Even as the United States expanded continentally (i.e., “Manifest Destiny”), presidents such as Ulysses S. Grant and Grover Cleveland upheld the doctrine’s non-interventionist core, avoiding entanglements in Latin American internal affairs.
But by the early 20th century, the Monroe Doctrine was reframed in support of active U.S. interventionism in defense of our national security interests. President Theodore Roosevelt led the charge with his 1904 “Corollary,” which asserted the right to preempt European involvement in Latin America through action. It was used to justify deployment of warships to secure the Panama Canal zone, for military occupation of Cuba, and financial control over the Dominican Republic. Woodrow Wilson continued in the same vein, intervening in Mexico, Haiti, and Nicaragua to promote democracy and counter instability.

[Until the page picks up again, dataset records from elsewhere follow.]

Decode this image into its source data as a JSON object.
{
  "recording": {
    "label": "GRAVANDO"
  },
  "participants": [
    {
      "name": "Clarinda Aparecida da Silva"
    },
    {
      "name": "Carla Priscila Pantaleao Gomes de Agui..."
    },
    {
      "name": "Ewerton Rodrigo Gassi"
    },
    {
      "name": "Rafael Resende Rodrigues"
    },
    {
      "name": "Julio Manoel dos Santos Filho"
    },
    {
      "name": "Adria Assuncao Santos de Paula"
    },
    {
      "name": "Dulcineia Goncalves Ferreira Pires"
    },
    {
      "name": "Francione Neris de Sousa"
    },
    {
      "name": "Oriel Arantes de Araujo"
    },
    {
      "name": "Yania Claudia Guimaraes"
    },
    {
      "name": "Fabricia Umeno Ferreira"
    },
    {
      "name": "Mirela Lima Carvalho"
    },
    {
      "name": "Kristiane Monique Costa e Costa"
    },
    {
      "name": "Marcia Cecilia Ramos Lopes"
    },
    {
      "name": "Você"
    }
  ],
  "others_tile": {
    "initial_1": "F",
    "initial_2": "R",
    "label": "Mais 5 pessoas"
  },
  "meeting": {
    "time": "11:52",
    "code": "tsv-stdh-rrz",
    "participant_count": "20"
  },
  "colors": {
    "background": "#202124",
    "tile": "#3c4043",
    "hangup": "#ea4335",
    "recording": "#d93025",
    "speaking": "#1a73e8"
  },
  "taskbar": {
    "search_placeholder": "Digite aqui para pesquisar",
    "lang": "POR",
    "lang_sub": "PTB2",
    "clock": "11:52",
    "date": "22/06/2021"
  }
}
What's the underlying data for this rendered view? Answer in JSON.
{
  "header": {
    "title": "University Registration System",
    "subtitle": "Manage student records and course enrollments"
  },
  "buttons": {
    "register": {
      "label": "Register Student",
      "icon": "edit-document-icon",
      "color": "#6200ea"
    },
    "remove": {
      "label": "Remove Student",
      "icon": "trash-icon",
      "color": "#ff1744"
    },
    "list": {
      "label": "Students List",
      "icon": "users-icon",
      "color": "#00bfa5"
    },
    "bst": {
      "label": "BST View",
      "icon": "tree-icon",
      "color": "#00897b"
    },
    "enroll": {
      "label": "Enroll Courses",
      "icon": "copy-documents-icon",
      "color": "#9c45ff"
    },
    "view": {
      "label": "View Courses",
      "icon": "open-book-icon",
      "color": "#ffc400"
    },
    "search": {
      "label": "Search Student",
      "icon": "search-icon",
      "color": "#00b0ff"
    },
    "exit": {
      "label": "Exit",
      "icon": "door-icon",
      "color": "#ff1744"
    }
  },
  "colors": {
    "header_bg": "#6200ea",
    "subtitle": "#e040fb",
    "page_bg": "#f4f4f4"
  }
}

While Franklin D. Roosevelt briefly reverted to a less interventionist stance with his “Good Neighbor Policy” in the 1930s, this proved short-lived, and during the Cold War, the Monroe Doctrine was again used to justify multiple anti-communist interventions: Dwight D. Eisenhower backed the 1954 Guatemala coup; John F. Kennedy orchestrated the Bay of Pigs and Cuban Missile Crisis response; Ronald Reagan supported contras in Nicaragua and invaded Grenada in 1983 to remove a Soviet-backed regime there.

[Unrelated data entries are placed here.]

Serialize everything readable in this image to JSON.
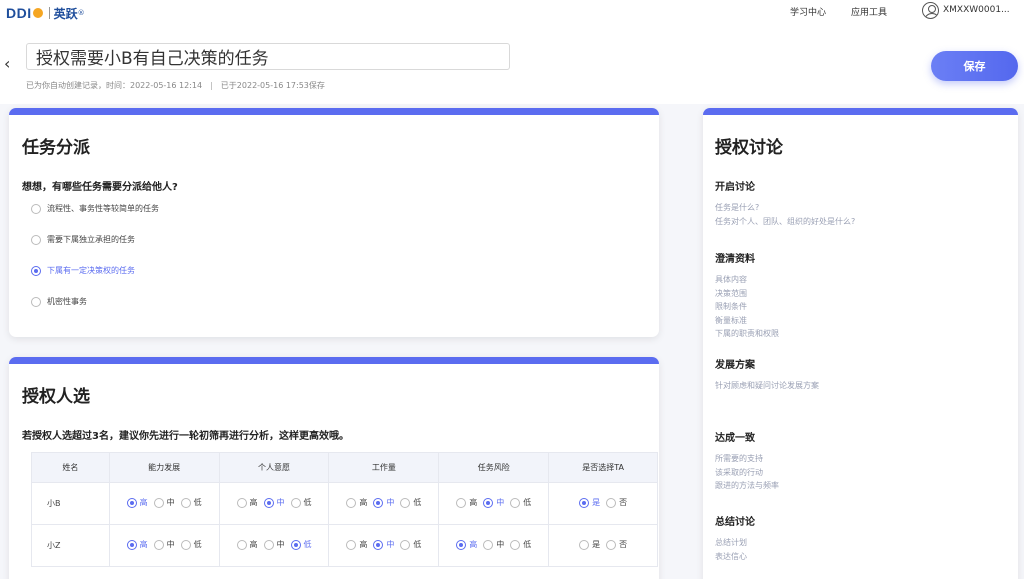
{
  "topbar": {
    "logo_ddi": "DDI",
    "logo_brand": "英跃",
    "logo_reg": "®",
    "nav_study": "学习中心",
    "nav_tools": "应用工具",
    "user_name": "XMXXW0001..."
  },
  "header": {
    "back_icon": "‹",
    "title_value": "授权需要小B有自己决策的任务",
    "meta_left": "已为你自动创建记录，时间：2022-05-16 12:14",
    "meta_sep": "|",
    "meta_right": "已于2022-05-16 17:53保存",
    "save_label": "保存"
  },
  "task_card": {
    "title": "任务分派",
    "question": "想想，有哪些任务需要分派给他人?",
    "options": [
      {
        "label": "流程性、事务性等较简单的任务",
        "selected": false
      },
      {
        "label": "需要下属独立承担的任务",
        "selected": false
      },
      {
        "label": "下属有一定决策权的任务",
        "selected": true
      },
      {
        "label": "机密性事务",
        "selected": false
      }
    ]
  },
  "candidate_card": {
    "title": "授权人选",
    "question": "若授权人选超过3名，建议你先进行一轮初筛再进行分析，这样更高效哦。",
    "columns": [
      "姓名",
      "能力发展",
      "个人意愿",
      "工作量",
      "任务风险",
      "是否选择TA"
    ],
    "level_labels": [
      "高",
      "中",
      "低"
    ],
    "yesno_labels": [
      "是",
      "否"
    ],
    "rows": [
      {
        "name": "小B",
        "ability": 0,
        "willingness": 1,
        "workload": 1,
        "risk": 1,
        "choose": 0
      },
      {
        "name": "小Z",
        "ability": 0,
        "willingness": 2,
        "workload": 1,
        "risk": 0,
        "choose": -1
      }
    ]
  },
  "discussion": {
    "title": "授权讨论",
    "sections": [
      {
        "title": "开启讨论",
        "items": [
          "任务是什么?",
          "任务对个人、团队、组织的好处是什么?"
        ]
      },
      {
        "title": "澄清资料",
        "items": [
          "具体内容",
          "决策范围",
          "限制条件",
          "衡量标准",
          "下属的职责和权限"
        ]
      },
      {
        "title": "发展方案",
        "items": [
          "针对顾虑和疑问讨论发展方案"
        ]
      },
      {
        "title": "达成一致",
        "items": [
          "所需要的支持",
          "该采取的行动",
          "跟进的方法与频率"
        ]
      },
      {
        "title": "总结讨论",
        "items": [
          "总结计划",
          "表达信心"
        ]
      }
    ]
  },
  "colors": {
    "accent": "#5b6cf0",
    "text": "#222222",
    "muted": "#9aa0b4"
  }
}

Under President Donald Trump, the interventionist version of the Monroe Doctrine has once again taken the fore. The “Trump Corollary” explicitly reasserts U.S. dominance in the Western Hemisphere. U.S. pressure on Panama, the operation to capture Nicolás Maduro in Venezuela, and heavy ongoing pressure on the communist Cuban regime are examples of actions designed to counter Russian and Chinese regional influence. President Trump’s version of the doctrine is a far cry from what Monroe originally intended, and much more in line with that of Theodore Roosevelt and Ronald Reagan.